The diagnosis and management of long COVID in AARD patients present unique clinical challenges. Fatigue, myalgias, cognitive impairment, and mood disturbances—hallmarks of long COVID—often overlap with symptoms of underlying rheumatic disease or treatment-related side effects, complicating attribution and delaying intervention. There are currently no validated criteria for long COVID specifically tailored to immunocompromised populations, and standardized diagnostic algorithms are lacking26. Multidisciplinary care models involving rheumatologists, pulmonologists, rehabilitation specialists, and mental health professionals are essential to distinguish long COVID manifestations from disease flares or comorbidity progression and to guide individualized management27.

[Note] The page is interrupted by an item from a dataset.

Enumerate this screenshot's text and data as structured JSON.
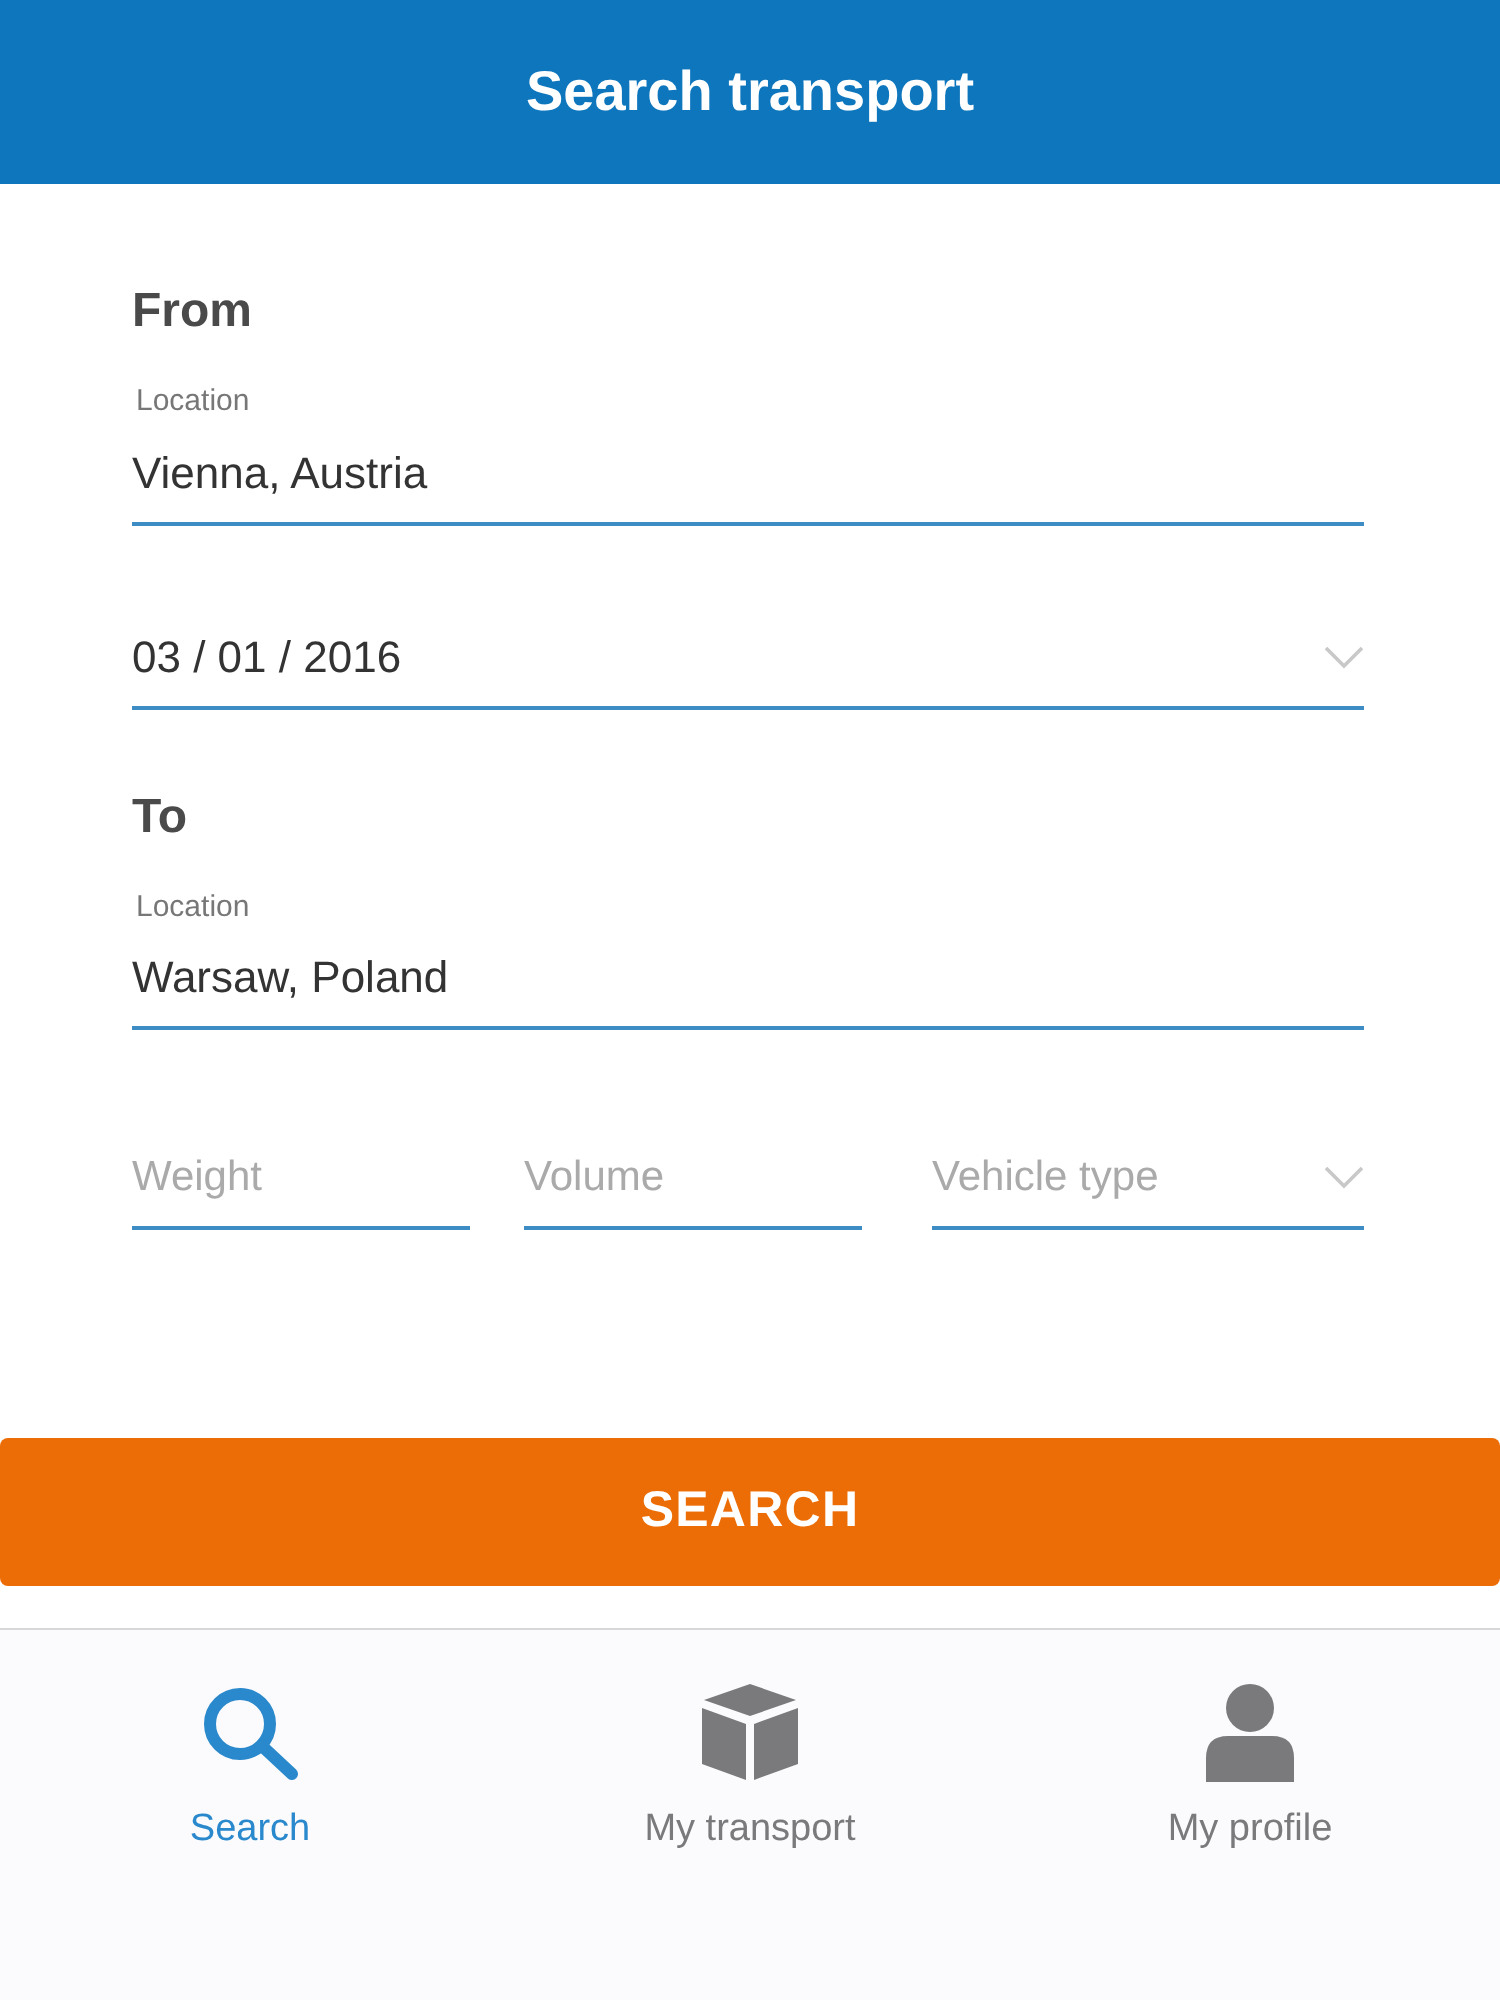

The COVID-19 pandemic exerted a substantial toll on the psychosocial well-being of individuals with AARDs, a population already predisposed to psychiatric comorbidities. Longitudinal evidence shows that patients with rheumatic diseases, particularly those with SLE, experienced significant declines in the ability to participate in social activities, satisfaction with social roles, and worsening depressive symptoms following the pandemic28. Depression and low satisfaction with social roles emerged as key predictors of diminished social participation. These findings are consistent with broader evidence indicating that the pro-inflammatory state inherent in AARDs, coupled with the stressors of the pandemic—such as social isolation, reduced access to care, and disruption of physical activity routines—acted synergistically to amplify mental health challenges29. Notably, female sex, younger age, and socioeconomic insecurity were additional risk factors for psychological distress24. The high prevalence of underdiagnosed depression and anxiety symptoms underscores the need for integrating routine psychological screening and tailored mental health support within rheumatology care, especially in post-pandemic recovery periods. Establishing multidisciplinary care models that include mental health professionals may help mitigate long-term psychological sequelae and improve overall disease management and quality of life in this vulnerable population.

Antibody Response and Implications for Vaccination

Evaluating the variability of vaccine-induced immune responses among AARD patients is vital for optimizing protective strategies and adjusting immunization protocols based on individual risk profiles.

The serologic response to SARS-CoV-2 in patients with AARDs has raised significant clinical concerns, particularly regarding their ability to mount effective immunity after infection or vaccination. In the Greek cohort described by Bakasis et al.1, antibody responses were observed in 72.4% of tested patients. Notably, the rate of seroconversion was markedly higher among patients with AARDs(80.0%) compared to those with autoinflammatory conditions (25.0%). Although these figures reflect a generally preserved capacity for humoral response in many patients, they remain somewhat lower than the approximate 90% seroconversion rate reported in the general population at two months post-infection.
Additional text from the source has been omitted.